Bill of Rights, RIP

The civil-rights abuses of recent years are now set in stone

The author is a professor emeritus of the Music Department at Chico State and a concert pianist.

Congress recently passed the National Defense Authorization Act, and President Obama signed it into law. The act contains provisions allowing for the indefinite detention of American citizens, without charge or trial or opportunity to challenge their detention—a clear violation of the right of habeas corpus. It also authorizes the military to carry out such detention contrary to the Posse Comitatus Act of 1878.

Thirteen senators and 136 representatives from across the political spectrum voted against the bill. Democratic Sen. Al Franken stated: “It denigrates the Bill of Rights … what our Founders intended when they created a civilian, nonmilitary justice system … to ensure we did not become a country under military rule.”

Republican Sen. Rand Paul of Kentucky wrote: “Detaining citizens without trial is not American. … We’re talking about American citizens who can be taken from the United States and sent to a camp at Guantanamo Bay and held indefinitely. It puts every American at risk.”

Article I, Section 9, clause 2 of the Constitution states, “The Privilege of the Writ of Habeas Corpus shall not be suspended, unless when in Cases of Rebellion or Invasion the public Safety may require it.”

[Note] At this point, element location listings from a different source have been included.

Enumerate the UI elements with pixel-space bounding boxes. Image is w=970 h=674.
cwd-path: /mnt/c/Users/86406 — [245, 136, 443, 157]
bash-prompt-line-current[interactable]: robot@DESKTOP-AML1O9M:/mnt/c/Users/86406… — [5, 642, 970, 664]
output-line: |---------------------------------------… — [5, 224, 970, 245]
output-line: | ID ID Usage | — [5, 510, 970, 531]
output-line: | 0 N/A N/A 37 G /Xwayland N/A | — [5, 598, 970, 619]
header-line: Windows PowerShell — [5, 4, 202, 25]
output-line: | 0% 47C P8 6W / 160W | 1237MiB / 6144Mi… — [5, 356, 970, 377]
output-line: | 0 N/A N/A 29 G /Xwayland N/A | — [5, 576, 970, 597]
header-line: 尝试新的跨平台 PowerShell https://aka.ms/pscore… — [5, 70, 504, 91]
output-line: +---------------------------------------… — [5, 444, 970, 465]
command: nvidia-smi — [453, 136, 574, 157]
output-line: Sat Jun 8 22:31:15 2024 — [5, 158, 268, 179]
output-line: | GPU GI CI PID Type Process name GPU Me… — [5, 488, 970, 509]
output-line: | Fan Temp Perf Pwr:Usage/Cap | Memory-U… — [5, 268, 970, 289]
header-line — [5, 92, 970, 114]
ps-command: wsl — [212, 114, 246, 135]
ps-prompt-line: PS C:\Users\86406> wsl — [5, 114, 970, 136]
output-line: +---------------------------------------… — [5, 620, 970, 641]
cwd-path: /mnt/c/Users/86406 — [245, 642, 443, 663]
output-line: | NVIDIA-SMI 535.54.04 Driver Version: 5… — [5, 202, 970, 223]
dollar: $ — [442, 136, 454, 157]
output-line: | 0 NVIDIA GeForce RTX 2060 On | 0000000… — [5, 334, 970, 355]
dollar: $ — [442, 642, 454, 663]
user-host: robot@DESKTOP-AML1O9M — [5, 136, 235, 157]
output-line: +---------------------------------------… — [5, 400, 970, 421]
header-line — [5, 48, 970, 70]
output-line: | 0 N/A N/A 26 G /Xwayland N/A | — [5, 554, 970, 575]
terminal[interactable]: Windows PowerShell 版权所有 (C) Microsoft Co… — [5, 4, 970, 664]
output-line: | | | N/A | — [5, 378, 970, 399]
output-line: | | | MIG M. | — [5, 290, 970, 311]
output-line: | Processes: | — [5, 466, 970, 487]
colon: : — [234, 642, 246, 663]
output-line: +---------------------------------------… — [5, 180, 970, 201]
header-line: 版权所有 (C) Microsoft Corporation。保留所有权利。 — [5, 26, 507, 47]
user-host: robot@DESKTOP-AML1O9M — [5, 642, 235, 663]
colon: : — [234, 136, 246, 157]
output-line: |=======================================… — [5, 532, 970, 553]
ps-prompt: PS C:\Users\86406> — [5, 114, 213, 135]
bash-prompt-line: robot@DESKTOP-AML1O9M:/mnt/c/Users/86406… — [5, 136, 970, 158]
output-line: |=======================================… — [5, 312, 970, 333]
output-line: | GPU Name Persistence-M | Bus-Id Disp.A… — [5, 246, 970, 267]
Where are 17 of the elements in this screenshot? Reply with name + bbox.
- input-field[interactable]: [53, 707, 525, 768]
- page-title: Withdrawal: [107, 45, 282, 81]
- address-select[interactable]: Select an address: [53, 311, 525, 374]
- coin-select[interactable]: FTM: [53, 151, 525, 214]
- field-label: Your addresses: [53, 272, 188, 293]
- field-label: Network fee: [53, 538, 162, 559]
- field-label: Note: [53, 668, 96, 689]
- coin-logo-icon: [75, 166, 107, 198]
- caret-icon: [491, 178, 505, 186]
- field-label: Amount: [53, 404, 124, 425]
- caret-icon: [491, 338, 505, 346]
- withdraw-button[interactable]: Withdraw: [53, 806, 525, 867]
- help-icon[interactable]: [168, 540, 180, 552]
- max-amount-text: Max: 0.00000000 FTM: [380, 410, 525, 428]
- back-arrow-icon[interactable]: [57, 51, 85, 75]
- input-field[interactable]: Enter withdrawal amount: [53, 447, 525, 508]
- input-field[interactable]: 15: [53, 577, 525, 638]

The last time I checked, there was neither a rebellion nor an outside invasion of our homeland, although Sens. Lindsey Graham, John McCain and Carl Levin seem to think the war on terror has moved to our streets. The only terrorists I have noticed lately are members of police departments in New York, Oakland, Davis and elsewhere beating, tear-gassing, pepper-spraying and shooting nonlethal projectiles at peaceful Occupy protesters. Thankfully, not so in Chico.

Over the last decade, torture, profiling of Muslims, extreme rendition, assassination, domestic spying, endless war, persecution of whistleblowers have been carried out in our name with our tax dollars and justified in the name of security: “After 9/11, everything changed.” The NDAA now sets in stone the abuses of Presidents Bush and Obama in expanding their executive power.

Is the domestic terrorist threat as “real” as proponents of the bill assert? Or is the bill a pretext to silence current dissent that exposes the corruption of Wall Street and the stranglehold by the military-industrial complex, powerful lobbies and elite on all branches of our government?

We, the people, need to demand that Congress repeal the draconian provisions of the NDAA. In words attributed to Benjamin Franklin, “Those who would sacrifice freedom for security deserve neither.”